Stroke volume (SV) = End-diastolic volume − End-systolic volume End-diastolic volume (EDV) = 120 mL (full ventricle, end of filling) End-systolic volume (ESV) = 50 mL (leftover, end of squeeze) SV = 120 mL − 50 mL = 70 mL per beat
Cardiac output: the heart's total delivery
One beat is a drop in the bucket. What the body actually cares about is flow over time: the cardiac output, the litres of blood the heart delivers each minute. The formula could not be simpler — multiply the blood per beat by the beats per minute.
Cardiac output (CO) = Stroke volume × Heart rate AT REST SV = 70 mL = 0.07 L HR = 70 beats/min CO = 0.07 L × 70 = 4.9 L/min (~5 litres per minute) DURING HARD EXERCISE SV rises to ~110 mL HR rises to ~170 beats/min CO = 0.110 L × 170 = 18.7 L/min (almost 4× resting!)

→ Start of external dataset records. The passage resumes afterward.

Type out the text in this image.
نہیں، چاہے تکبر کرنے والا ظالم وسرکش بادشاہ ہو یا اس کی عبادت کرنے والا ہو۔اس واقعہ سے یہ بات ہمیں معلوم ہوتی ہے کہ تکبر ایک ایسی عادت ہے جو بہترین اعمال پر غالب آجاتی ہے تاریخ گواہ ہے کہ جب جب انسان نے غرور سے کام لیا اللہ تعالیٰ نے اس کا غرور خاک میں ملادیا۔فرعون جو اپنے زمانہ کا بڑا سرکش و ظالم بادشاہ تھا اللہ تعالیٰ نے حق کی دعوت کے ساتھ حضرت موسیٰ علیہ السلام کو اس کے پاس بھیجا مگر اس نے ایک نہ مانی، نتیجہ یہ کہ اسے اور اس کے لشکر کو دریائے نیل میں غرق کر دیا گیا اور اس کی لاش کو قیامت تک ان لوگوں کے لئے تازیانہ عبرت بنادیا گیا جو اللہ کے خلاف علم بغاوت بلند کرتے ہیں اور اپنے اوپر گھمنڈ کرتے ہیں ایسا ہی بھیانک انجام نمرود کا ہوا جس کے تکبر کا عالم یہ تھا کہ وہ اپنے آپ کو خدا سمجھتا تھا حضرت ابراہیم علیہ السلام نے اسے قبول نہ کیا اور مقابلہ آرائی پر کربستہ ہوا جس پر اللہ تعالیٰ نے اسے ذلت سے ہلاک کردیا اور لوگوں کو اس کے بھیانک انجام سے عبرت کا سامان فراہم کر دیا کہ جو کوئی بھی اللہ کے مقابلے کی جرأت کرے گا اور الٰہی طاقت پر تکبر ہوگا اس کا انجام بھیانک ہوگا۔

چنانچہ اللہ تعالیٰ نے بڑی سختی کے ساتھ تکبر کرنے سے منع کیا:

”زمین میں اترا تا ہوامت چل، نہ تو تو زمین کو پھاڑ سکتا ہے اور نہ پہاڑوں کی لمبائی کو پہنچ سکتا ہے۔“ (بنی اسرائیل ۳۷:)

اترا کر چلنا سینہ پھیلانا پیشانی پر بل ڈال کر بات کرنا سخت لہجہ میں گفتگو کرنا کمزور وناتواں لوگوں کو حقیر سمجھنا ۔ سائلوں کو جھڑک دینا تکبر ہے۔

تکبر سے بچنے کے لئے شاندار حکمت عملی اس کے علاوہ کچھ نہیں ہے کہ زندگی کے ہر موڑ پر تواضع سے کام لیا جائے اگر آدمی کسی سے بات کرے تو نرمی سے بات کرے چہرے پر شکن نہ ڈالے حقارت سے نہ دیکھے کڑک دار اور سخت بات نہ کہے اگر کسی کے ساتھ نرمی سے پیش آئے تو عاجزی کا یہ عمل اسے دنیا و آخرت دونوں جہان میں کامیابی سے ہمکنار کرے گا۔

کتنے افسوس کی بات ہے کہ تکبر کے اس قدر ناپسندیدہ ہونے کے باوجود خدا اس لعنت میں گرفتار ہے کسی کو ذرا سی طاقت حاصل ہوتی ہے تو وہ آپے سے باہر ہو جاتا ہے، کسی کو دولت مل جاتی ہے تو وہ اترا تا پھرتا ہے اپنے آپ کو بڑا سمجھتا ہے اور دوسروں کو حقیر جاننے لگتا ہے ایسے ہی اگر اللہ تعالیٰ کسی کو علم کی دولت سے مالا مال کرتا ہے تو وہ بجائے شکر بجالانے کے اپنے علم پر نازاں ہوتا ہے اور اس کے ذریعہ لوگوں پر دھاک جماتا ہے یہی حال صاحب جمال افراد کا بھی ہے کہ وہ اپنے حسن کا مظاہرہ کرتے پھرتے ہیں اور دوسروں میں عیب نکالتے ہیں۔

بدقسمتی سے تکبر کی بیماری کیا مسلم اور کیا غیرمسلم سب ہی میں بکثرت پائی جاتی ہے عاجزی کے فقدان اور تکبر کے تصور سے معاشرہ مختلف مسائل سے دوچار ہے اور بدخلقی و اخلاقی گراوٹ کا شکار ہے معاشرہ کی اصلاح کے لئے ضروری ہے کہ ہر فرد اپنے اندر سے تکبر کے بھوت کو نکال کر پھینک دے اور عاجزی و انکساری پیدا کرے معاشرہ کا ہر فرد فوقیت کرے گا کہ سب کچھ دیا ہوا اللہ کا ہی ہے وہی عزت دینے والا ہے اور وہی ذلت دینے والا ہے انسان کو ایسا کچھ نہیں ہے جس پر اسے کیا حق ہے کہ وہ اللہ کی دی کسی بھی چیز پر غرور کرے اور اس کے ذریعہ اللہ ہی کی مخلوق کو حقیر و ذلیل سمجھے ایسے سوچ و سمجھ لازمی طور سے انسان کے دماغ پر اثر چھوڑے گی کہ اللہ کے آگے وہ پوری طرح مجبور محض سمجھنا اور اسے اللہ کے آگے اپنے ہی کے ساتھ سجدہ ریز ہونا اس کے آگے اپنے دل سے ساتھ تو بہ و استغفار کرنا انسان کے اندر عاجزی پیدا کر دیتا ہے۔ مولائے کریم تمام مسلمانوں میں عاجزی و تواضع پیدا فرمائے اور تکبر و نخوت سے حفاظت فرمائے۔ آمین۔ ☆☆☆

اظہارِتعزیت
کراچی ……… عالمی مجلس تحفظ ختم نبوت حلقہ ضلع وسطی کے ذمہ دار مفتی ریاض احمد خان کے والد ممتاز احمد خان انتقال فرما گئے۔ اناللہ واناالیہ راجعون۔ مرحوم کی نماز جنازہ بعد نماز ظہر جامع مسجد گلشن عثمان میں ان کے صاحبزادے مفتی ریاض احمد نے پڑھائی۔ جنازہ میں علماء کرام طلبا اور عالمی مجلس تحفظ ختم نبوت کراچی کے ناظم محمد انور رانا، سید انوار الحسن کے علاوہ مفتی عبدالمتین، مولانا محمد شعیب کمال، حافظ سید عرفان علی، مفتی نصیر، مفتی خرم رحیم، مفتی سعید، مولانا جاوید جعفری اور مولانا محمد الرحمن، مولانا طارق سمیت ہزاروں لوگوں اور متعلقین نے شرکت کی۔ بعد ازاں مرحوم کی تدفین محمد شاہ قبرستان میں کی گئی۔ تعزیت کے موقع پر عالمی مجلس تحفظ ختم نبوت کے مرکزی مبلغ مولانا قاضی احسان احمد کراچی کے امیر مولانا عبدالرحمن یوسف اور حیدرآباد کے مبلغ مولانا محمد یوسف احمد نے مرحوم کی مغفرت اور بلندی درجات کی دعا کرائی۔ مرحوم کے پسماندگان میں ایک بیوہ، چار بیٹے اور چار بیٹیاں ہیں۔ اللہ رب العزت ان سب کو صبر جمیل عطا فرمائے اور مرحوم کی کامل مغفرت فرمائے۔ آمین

Notice the two ways to raise output: pump more per beat or pump more often. A trained athlete's heart leans on a large stroke volume and can run a low resting rate; a frightened heart leans on speed. When cardiac output can't keep up with what the tissues need, that mismatch is the root of the symptoms we group under heart failure — though, importantly, output can be low for many different reasons.